A colunista social da Folha de S.Paulo publicou uma nota sobre a festa de aniversário da sogra de Gilmar Mendes. Sua leitura vale mais do que quatro anos na faculdade de jornalismo. Mas ela pode ser apreciada também como um tratado concentrado de antropologia.
“Maria da Conceição Feitosa, a Doninha, completou 90 anos no mês passado com uma festa que celebrou também os 70 anos da advogada Guiomar Mendes, sua filha, e os 50 anos da neta Ketlin Feitosa Scartezini. Marido de Guiomar, o ministro do STF Gilmar Mendes esteve na comemoração, que foi realizada na Fazenda Boísa, no Ceará. Enquanto o aniversário da matriarca Doninha é comemorado em abril, o de Guiomar ocorre em agosto e o de Ketlin, em março.”
Mais do que uma festa de aniversário, portanto, foi um tributo à glória da estirpe, que nunca vai acabar.
“O dia de celebrações foi marcado por uma missa e por uma festa que teve como atrações musicais Bernardo e Manoel, Sirano e Sirino e Vicente Nery.
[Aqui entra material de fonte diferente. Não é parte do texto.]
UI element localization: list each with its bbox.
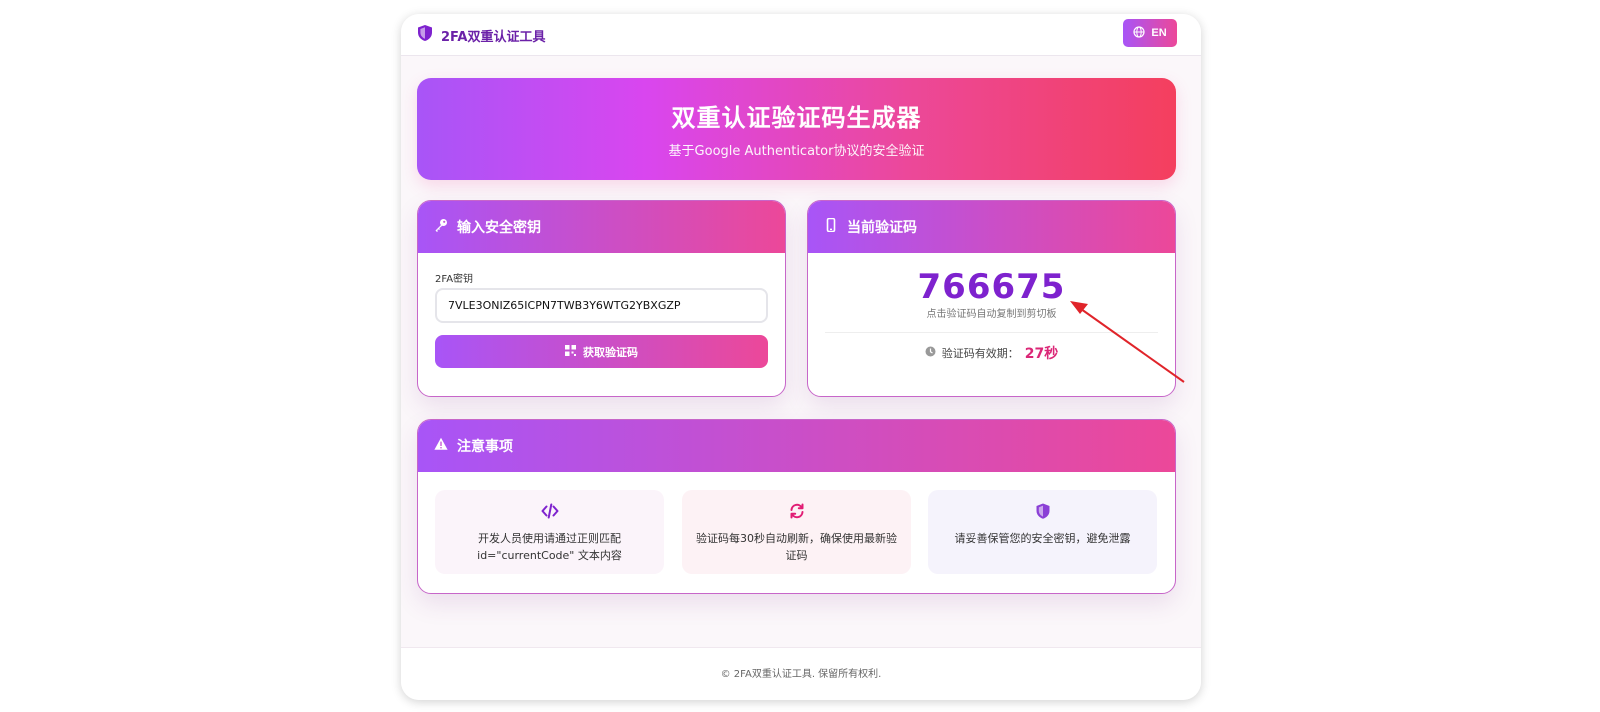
hero-banner: 双重认证验证码生成器 基于Google Authenticator协议的安全验证: [417, 78, 1176, 180]
note-text-line: 请妥善保管您的安全密钥，避免泄露: [954, 532, 1131, 545]
clock-icon: [925, 346, 936, 360]
note-text: 开发人员使用请通过正则匹配 id="currentCode" 文本内容: [443, 530, 656, 564]
brand-name: 2FA双重认证工具: [441, 29, 546, 45]
annotation-arrow: [1070, 301, 1185, 383]
top-navbar: 2FA双重认证工具 EN: [401, 14, 1201, 56]
copyright-text: © 2FA双重认证工具. 保留所有权利.: [720, 669, 882, 680]
footer: © 2FA双重认证工具. 保留所有权利.: [401, 647, 1201, 700]
secret-key-input[interactable]: [435, 288, 768, 323]
warning-icon: [434, 437, 448, 455]
note-item: 开发人员使用请通过正则匹配 id="currentCode" 文本内容: [435, 490, 664, 574]
notes-card-title: 注意事项: [457, 439, 513, 455]
note-text-line: 开发人员使用请通过正则匹配: [478, 532, 621, 545]
current-code-card-title: 当前验证码: [847, 220, 917, 236]
language-label: EN: [1151, 27, 1167, 39]
secret-key-card: 输入安全密钥 2FA密钥 获取验证码: [417, 200, 786, 397]
notes-card-header: 注意事项: [418, 420, 1175, 472]
validity-label: 验证码有效期：: [941, 347, 1019, 360]
get-code-button-label: 获取验证码: [583, 346, 638, 359]
shield-icon: [417, 24, 433, 46]
language-toggle-button[interactable]: EN: [1123, 19, 1177, 47]
countdown-seconds: 27秒: [1024, 346, 1059, 362]
secret-key-card-title: 输入安全密钥: [457, 220, 541, 236]
secret-field-label: 2FA密钥: [435, 274, 474, 285]
globe-icon: [1133, 25, 1145, 41]
note-item: 验证码每30秒自动刷新，确保使用最新验 证码: [682, 490, 911, 574]
hero-subtitle: 基于Google Authenticator协议的安全验证: [668, 144, 925, 159]
get-code-button[interactable]: 获取验证码: [435, 335, 768, 368]
note-text-line: id="currentCode" 文本内容: [477, 549, 622, 562]
phone-icon: [824, 217, 838, 236]
secret-key-card-header: 输入安全密钥: [418, 201, 785, 253]
notes-card: 注意事项 开发人员使用请通过正则匹配 id="currentCode" 文本内容…: [417, 419, 1176, 594]
brand[interactable]: 2FA双重认证工具: [417, 23, 546, 47]
qrcode-icon: [565, 344, 576, 359]
note-text-line: 验证码每30秒自动刷新，确保使用最新验: [696, 532, 897, 545]
note-text-line: 证码: [785, 549, 808, 562]
key-icon: [434, 218, 448, 236]
note-text: 请妥善保管您的安全密钥，避免泄露: [936, 530, 1149, 547]
hero-title: 双重认证验证码生成器: [671, 104, 922, 132]
note-item: 请妥善保管您的安全密钥，避免泄露: [928, 490, 1157, 574]
note-text: 验证码每30秒自动刷新，确保使用最新验 证码: [690, 530, 903, 564]
current-code-card-header: 当前验证码: [808, 201, 1175, 253]
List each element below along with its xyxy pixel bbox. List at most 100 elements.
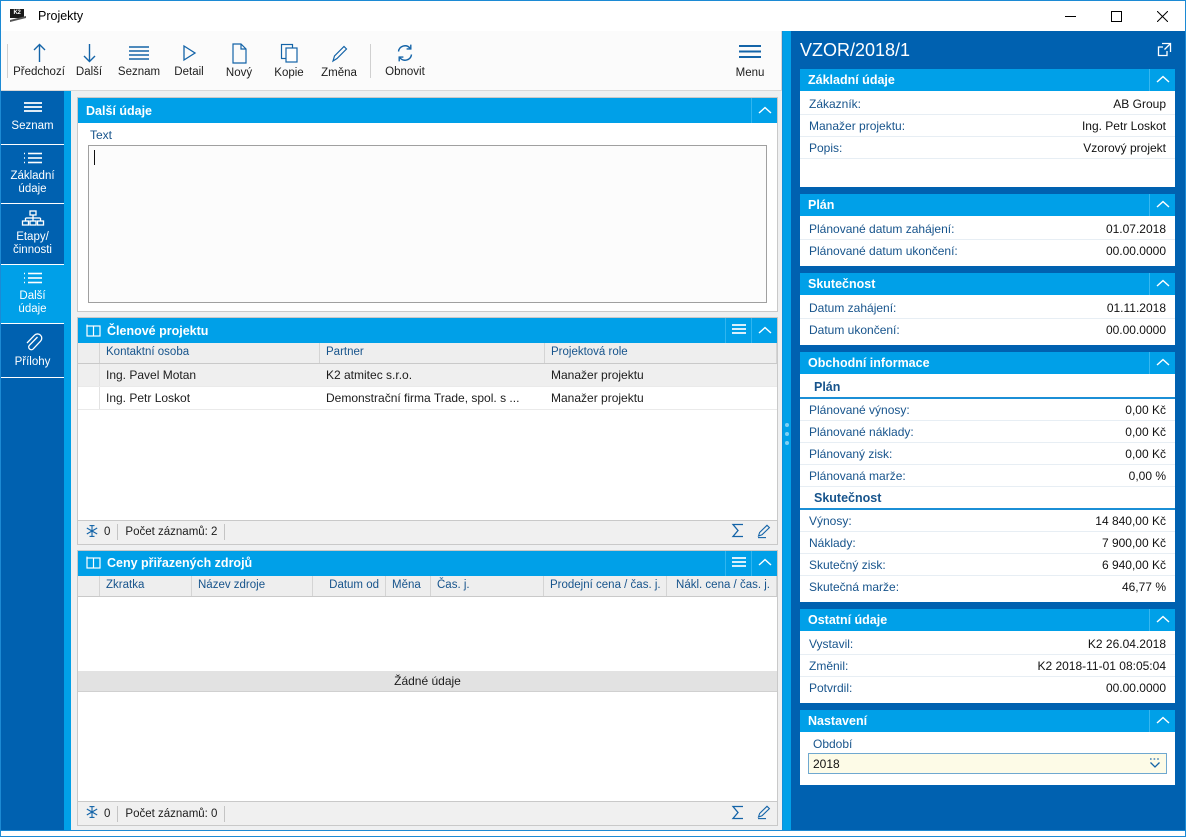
panel-menu-button[interactable] [725, 318, 751, 343]
toolbar-button-refresh[interactable]: Obnovit [377, 33, 433, 89]
cell-partner: Demonstrační firma Trade, spol. s ... [326, 391, 520, 405]
toolbar-button-copy[interactable]: Kopie [264, 33, 314, 89]
panel-menu-button[interactable] [725, 550, 751, 576]
collapse-button[interactable] [1149, 273, 1175, 295]
card-header: Nastavení [800, 710, 1175, 732]
field-label: Plánované náklady: [809, 424, 914, 439]
text-input[interactable] [88, 145, 767, 303]
field-label: Náklady: [809, 535, 856, 550]
column-header[interactable]: Projektová role [545, 343, 777, 363]
toolbar-menu-button[interactable]: Menu [723, 33, 777, 89]
column-header[interactable]: Kontaktní osoba [100, 343, 320, 363]
cell-partner: K2 atmitec s.r.o. [326, 368, 413, 382]
collapse-button[interactable] [1149, 710, 1175, 732]
sidebar-item-etapy-cinnosti[interactable]: Etapy/ činnosti [1, 204, 64, 265]
table-row[interactable]: Ing. Pavel Motan K2 atmitec s.r.o. Manaž… [78, 364, 777, 387]
field-value: 0,00 Kč [1125, 424, 1166, 439]
card-ostatni-udaje: Ostatní údaje Vystavil: K2 26.04.2018 Zm… [800, 609, 1175, 703]
text-caret [94, 150, 95, 165]
card-plan: Plán Plánované datum zahájení: 01.07.201… [800, 194, 1175, 266]
panel-header: Členové projektu [78, 318, 777, 343]
org-tree-icon [21, 210, 45, 227]
close-button[interactable] [1139, 1, 1185, 31]
collapse-button[interactable] [1149, 352, 1175, 374]
field-value: Ing. Petr Loskot [1081, 118, 1166, 133]
collapse-button[interactable] [751, 98, 777, 123]
grid-footer: 0 Počet záznamů: 2 [78, 519, 777, 544]
field-row: Plánované datum ukončení: 00.00.0000 [800, 240, 1175, 262]
minimize-button[interactable] [1047, 1, 1093, 31]
collapse-button[interactable] [1149, 69, 1175, 91]
detail-panel: VZOR/2018/1 Základní údaje Zákazník: AB … [783, 31, 1185, 830]
detail-title: VZOR/2018/1 [800, 39, 911, 60]
grid-header: Kontaktní osoba Partner Projektová role [78, 343, 777, 364]
field-label: Plánovaný zisk: [809, 446, 893, 461]
edit-button[interactable] [751, 521, 777, 544]
book-icon [86, 556, 101, 570]
panel-title: Členové projektu [107, 323, 209, 338]
arrow-up-icon [31, 43, 48, 63]
field-value: 46,77 % [1121, 580, 1166, 594]
chevron-up-icon [758, 556, 772, 570]
field-value: 0,00 Kč [1125, 446, 1166, 461]
chevron-up-icon [758, 104, 772, 118]
card-header: Plán [800, 194, 1175, 216]
card-body: Zákazník: AB Group Manažer projektu: Ing… [800, 91, 1175, 187]
sum-button[interactable] [725, 802, 751, 825]
collapse-button[interactable] [1149, 194, 1175, 216]
toolbar-button-new[interactable]: Nový [214, 33, 264, 89]
sidebar-item-seznam[interactable]: Seznam [1, 91, 64, 145]
field-value: 7 900,00 Kč [1101, 535, 1166, 550]
column-header[interactable]: Název zdroje [192, 575, 313, 596]
pencil-icon [330, 43, 349, 64]
field-row: Vystavil: K2 26.04.2018 [800, 633, 1175, 655]
toolbar-button-change[interactable]: Změna [314, 33, 364, 89]
obdobi-label: Období [813, 737, 853, 751]
footer-divider [224, 805, 226, 822]
field-row: Skutečná marže: 46,77 % [800, 576, 1175, 598]
table-row[interactable]: Ing. Petr Loskot Demonstrační firma Trad… [78, 387, 777, 410]
sum-button[interactable] [725, 521, 751, 544]
column-header[interactable]: Prodejní cena / čas. j. [544, 575, 667, 596]
card-skutecnost: Skutečnost Datum zahájení: 01.11.2018 Da… [800, 273, 1175, 345]
sidebar-item-zakladni-udaje[interactable]: Základní údaje [1, 145, 64, 204]
row-gutter [78, 364, 100, 386]
toolbar-button-previous[interactable]: Předchozí [13, 33, 65, 89]
field-row: Datum ukončení: 00.00.0000 [800, 319, 1175, 341]
toolbar-button-list[interactable]: Seznam [114, 33, 164, 89]
maximize-button[interactable] [1093, 1, 1139, 31]
toolbar-button-label: Další [75, 66, 103, 78]
column-header[interactable]: Partner [320, 343, 545, 363]
column-header[interactable]: Nákl. cena / čas. j. [667, 575, 777, 596]
field-label: Skutečná marže: [809, 580, 900, 594]
column-header[interactable]: Čas. j. [431, 575, 544, 596]
edit-button[interactable] [751, 802, 777, 825]
collapse-button[interactable] [1149, 609, 1175, 631]
pencil-icon [756, 804, 772, 823]
open-external-button[interactable] [1157, 41, 1172, 62]
column-header[interactable]: Zkratka [100, 575, 192, 596]
sidebar-item-prilohy[interactable]: Přílohy [1, 324, 64, 378]
field-row: Popis: Vzorový projekt [800, 137, 1175, 159]
column-header[interactable]: Měna [386, 575, 431, 596]
card-header: Ostatní údaje [800, 609, 1175, 631]
field-label: Datum ukončení: [809, 323, 900, 337]
grid-empty-space [78, 597, 777, 671]
detail-scroll-area[interactable]: Základní údaje Zákazník: AB Group Manaže… [791, 69, 1185, 830]
filter-indicator[interactable]: 0 [78, 802, 117, 825]
filter-indicator[interactable]: 0 [78, 521, 117, 544]
column-header[interactable]: Datum od [313, 575, 386, 596]
toolbar-button-next[interactable]: Další [64, 33, 114, 89]
collapse-button[interactable] [751, 318, 777, 343]
sigma-icon [731, 805, 745, 823]
panel-splitter[interactable] [783, 31, 791, 830]
field-value: 00.00.0000 [1105, 244, 1166, 258]
panel-tools [725, 550, 777, 576]
field-label: Výnosy: [809, 513, 852, 528]
toolbar-button-detail[interactable]: Detail [164, 33, 214, 89]
panel-tools [725, 318, 777, 343]
main-row: Seznam Základní údaje Etapy/ činnosti Da… [1, 91, 782, 830]
sidebar-item-dalsi-udaje[interactable]: Další údaje [1, 265, 64, 324]
collapse-button[interactable] [751, 550, 777, 576]
obdobi-select[interactable]: 2018 [808, 753, 1167, 774]
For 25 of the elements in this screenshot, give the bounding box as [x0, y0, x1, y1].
O ministro Gilmar Mendes soltou a voz ao microfone, cantando o clássico sertanejo ‘Chalana’ em homenagem à sogra nonagenária.”
A nota incluiu até uma fotografia para eternizar esse radioso momento musical.
Ao contrário da colunista social da Folha de S. Paulo, sempre evitei qualquer contato com o ministro do STF. A escolha reflete um senso de pudor que, por mais de trinta anos, caracterizou meu trabalho na imprensa e me afastou preventivamente de determinadas fontes. Trata-se de uma barreira intelectual e, sobretudo, estética, que resultou nesse fracasso estrondoso que é a minha carreira no jornalismo.
Nos últimos tempos, tenho pensado um bocado sobre o assunto. De fato, consegui fracassar até quando obtive algum sucesso. O impeachment de Dilma Rousseff, por exemplo, do qual participei ativamente, deu em Michel Temer. O encarceramento de Lula, que também contou com meu empenho direto, deu em Jair Bolsonaro e, a partir do ano que vem, novamente em Lula. A responsabilidade é de Gilmar Mendes, claro, mas tenho de reconhecer que o saldo da minha atividade profissional, analisado friamente, é um verdadeiro desastre.
Foi por isso que resolvi escrever esta coluna. É um agradecimento enviesado à colunista social da Folha de S. Paulo, da qual eu costumo debochar. Num momento em que tudo ao meu redor parecia desmoronar, apontando para meu fim, ela foi capaz de restaurar minha autoestima, com aquela nota singela sobre a sogra de Gilmar Mendes.
Obrigado, Monica. Seu vexame me redimiu.